A story is told of the time before the line to Oxford from Wolverhampton and Worcester was built, when persons visiting Oxford from the Vale of Evesham had to travel by road. An old yeoman family, having decided upon the Church as the vocation for one of the sons, sent him, in the year 1818, on an old pony, under the protection of an ancient retainer for his matriculation examination. On their return, in reply to the question, “Well, did you get the young master through?” “Oh, yes,” he said, “and we could have got the old pony passed too, if we’d only had enough money!”
Partly as an excuse for a bicycle ride I used often to visit distant villages where auction sales at farm-houses were proceeding, and sometimes I came home with old china and other treasures. Wherever there are old villages with manor houses and long occupied rich land, wealth formerly accumulated and evidenced itself in well-designed and well-made furniture, upon which time has had comparatively little destructive effect. As old fashions were superseded, as oak gave way to walnut, and walnut to Spanish mahogany, the out-of-date furniture found its way to the smaller farm-houses and cottages, in which it descended from generation to generation. Now that the cottages have been ransacked by dealers and collectors, the treasures have not only been absorbed by wealthy townspeople, but are finding their way with those of impoverished landowners and occupiers to the millionaire mansions on the other side of the Atlantic.
There is no limit to the temptation to collect when once the fascination of such old things has made itself felt—furniture, china, earthenware, glass, paintings, brass and pewter become an obsession. If I had only filled my barns with Jacobean and Stuart oak and walnut, William and Mary, and Queen Ann marquetry, and Chippendale, Sheraton and Hepplewhite mahogany, instead of wheat for an unsympathetic British public, and at the end of my time at Aldington offered a few of the least interesting specimens for sale by auction, I might still have carried away a houseful of treasures which would have cost me less than nothing.
An old friend of mine, who had been collecting for many years, and in comparison with whom I was a novice, though my enthusiasm long preceded the fashion of the last twenty-five years, told me that he once discovered a warehouse in a Cotswold village crammed with Chippendale, and that the owner, having no sale for it, was glad to exchange a waggon-load for the same quantity of hay and straw chaff.

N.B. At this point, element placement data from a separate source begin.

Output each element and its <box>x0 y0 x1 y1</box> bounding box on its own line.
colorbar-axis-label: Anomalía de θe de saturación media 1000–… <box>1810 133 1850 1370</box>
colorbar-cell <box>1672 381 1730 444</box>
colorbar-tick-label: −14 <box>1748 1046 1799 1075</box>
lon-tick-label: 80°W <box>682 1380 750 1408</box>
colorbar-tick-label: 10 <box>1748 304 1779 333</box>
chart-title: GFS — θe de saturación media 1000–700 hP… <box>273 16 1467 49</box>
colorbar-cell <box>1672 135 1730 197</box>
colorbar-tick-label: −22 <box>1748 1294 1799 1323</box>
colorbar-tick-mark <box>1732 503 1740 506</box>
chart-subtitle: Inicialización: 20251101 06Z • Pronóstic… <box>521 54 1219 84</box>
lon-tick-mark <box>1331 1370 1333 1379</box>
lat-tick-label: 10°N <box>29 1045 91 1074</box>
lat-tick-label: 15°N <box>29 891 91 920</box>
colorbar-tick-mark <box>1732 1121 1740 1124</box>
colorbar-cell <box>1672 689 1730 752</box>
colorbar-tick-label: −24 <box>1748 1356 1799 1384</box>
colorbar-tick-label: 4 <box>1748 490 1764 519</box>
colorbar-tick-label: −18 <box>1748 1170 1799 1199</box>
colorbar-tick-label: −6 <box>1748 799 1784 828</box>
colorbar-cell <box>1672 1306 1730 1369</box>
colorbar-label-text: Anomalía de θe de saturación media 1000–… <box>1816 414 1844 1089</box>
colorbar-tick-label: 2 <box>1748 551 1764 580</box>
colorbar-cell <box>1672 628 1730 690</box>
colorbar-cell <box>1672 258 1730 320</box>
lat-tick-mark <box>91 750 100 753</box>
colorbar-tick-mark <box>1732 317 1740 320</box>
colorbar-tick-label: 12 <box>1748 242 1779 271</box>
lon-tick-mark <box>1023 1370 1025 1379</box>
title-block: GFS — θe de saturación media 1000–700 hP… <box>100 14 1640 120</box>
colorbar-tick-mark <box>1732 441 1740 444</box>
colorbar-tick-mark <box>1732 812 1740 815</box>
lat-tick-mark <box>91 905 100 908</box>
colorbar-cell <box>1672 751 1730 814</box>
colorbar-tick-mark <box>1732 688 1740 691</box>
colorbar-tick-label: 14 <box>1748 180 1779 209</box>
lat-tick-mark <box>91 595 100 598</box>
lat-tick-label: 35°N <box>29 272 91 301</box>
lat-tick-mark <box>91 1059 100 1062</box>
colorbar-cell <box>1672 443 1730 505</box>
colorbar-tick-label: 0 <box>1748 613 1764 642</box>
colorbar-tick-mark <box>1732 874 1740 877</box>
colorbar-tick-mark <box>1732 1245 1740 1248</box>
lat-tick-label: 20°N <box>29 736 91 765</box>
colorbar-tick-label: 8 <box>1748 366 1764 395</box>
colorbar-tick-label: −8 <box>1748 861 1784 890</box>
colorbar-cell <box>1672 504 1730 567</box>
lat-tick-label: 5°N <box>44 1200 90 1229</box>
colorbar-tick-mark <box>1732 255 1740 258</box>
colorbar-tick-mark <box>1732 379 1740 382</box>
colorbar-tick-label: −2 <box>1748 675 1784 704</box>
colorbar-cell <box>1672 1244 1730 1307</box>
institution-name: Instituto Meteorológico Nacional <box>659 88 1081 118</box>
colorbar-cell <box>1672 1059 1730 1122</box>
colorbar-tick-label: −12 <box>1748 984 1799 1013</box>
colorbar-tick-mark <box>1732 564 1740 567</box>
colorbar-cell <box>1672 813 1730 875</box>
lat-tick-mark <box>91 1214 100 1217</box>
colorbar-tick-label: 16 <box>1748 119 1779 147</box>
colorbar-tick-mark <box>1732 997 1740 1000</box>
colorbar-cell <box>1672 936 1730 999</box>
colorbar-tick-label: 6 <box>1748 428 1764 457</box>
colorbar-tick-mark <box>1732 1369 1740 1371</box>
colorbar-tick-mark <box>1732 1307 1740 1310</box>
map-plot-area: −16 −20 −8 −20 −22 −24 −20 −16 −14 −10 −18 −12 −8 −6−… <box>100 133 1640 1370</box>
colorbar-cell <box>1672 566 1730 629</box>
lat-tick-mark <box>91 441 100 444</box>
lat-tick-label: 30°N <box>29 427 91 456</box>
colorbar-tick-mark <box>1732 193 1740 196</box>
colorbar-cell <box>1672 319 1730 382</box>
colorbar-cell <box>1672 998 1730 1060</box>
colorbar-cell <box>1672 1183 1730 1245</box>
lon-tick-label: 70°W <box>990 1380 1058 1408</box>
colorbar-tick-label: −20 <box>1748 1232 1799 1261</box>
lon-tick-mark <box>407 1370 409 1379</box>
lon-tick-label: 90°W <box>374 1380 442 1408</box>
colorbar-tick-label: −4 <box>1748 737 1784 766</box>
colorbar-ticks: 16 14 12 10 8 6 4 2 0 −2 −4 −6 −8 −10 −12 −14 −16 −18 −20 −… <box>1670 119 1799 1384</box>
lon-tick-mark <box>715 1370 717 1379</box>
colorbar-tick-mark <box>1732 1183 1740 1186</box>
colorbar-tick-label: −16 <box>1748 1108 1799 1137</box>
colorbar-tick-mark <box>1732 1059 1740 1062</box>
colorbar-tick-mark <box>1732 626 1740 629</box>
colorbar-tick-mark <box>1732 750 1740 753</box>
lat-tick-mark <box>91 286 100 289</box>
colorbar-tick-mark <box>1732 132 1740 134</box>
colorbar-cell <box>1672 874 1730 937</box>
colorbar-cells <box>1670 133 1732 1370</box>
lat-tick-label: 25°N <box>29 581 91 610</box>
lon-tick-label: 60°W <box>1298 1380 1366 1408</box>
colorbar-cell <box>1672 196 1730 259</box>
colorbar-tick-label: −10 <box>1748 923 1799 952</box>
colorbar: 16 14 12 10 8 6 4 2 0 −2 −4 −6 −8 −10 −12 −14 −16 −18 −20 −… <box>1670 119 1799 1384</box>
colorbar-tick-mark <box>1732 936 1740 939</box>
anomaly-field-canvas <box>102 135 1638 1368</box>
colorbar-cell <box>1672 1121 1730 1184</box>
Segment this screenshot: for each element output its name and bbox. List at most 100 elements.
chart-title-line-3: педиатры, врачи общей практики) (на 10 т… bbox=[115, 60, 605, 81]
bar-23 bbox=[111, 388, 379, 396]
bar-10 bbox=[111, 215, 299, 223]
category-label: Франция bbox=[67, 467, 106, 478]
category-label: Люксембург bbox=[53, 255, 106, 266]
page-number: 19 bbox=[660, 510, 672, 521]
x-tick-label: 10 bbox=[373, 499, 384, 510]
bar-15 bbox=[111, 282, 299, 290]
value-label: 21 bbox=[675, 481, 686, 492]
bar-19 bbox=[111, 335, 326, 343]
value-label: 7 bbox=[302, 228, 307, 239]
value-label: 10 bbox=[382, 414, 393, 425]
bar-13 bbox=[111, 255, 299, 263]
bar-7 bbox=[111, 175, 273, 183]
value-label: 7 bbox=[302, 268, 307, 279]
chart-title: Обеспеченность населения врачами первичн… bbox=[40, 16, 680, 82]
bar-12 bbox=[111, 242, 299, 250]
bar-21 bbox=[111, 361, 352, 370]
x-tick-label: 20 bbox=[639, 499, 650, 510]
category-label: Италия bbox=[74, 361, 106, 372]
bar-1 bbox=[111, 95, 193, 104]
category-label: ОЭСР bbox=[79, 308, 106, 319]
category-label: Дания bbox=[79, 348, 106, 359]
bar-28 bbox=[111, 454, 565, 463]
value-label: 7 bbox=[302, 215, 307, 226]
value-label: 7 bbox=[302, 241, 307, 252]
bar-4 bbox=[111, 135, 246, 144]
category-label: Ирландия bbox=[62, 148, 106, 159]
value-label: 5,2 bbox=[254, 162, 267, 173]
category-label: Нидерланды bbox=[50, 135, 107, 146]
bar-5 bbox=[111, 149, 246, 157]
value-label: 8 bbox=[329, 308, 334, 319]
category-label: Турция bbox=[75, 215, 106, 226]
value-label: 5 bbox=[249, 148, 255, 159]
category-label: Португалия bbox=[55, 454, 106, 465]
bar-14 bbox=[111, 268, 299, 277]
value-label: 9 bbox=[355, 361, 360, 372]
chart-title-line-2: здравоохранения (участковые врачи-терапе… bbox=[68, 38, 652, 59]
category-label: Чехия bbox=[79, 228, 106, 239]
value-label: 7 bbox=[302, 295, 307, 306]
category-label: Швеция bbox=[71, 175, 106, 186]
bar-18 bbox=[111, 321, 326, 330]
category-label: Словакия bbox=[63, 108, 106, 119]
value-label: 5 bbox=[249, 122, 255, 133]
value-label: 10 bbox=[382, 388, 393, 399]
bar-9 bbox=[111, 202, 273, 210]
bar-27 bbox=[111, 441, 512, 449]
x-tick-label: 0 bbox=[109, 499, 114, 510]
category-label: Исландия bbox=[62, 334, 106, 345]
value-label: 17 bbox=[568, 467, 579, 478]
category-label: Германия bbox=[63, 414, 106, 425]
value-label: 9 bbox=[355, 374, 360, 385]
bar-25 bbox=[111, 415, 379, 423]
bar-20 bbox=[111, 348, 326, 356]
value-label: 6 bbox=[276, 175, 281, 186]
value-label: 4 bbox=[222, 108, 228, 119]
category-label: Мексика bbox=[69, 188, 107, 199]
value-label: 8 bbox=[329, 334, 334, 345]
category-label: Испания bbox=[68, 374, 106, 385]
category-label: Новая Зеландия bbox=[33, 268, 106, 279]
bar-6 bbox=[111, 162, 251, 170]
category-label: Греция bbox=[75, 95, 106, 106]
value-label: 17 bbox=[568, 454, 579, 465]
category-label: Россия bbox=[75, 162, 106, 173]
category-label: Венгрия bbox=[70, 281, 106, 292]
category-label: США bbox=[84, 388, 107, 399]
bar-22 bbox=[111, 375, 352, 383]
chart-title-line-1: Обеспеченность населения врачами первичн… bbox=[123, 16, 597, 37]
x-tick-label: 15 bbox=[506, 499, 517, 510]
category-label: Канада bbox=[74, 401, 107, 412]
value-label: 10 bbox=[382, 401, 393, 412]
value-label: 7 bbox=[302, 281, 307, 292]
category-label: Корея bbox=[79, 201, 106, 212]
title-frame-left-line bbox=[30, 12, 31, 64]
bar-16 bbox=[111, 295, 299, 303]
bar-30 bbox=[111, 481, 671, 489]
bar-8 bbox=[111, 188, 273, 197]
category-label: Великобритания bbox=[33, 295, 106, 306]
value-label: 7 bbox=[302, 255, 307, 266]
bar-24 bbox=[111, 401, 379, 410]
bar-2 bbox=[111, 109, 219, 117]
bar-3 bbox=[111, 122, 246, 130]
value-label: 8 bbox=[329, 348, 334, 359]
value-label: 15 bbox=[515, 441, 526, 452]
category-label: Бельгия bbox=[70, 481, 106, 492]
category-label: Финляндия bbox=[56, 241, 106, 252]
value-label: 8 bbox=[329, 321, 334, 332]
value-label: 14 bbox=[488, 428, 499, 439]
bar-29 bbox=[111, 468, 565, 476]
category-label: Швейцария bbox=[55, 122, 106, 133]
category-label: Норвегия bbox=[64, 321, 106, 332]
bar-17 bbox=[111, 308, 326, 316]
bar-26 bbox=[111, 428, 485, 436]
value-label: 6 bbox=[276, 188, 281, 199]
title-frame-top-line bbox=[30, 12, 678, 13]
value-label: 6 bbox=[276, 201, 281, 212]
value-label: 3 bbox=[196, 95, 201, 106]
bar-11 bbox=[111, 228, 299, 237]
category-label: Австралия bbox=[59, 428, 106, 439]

Among the more interesting articles which my cycling excursions and previous pilgrimages on foot produced, I have a charming blue and white carnation pattern, Worcester china cider mug with the crescent mark. These mugs are said to have been specially made for the Shakespeare Jubilee of 1769 at Stratford-on-Avon when Garrick was present. The date corresponds with the time when the mark was in use, and establishes the age of the mug as 150 years. The china in my old neighbourhood was naturally Worcester, Bristol and Salopian, of which I have many specimens—of the Worcester more especially—ranging from the earliest days of unmarked pieces through the Dr. Wall period, Barr, Flight and Barr, down to the later Chamberlain.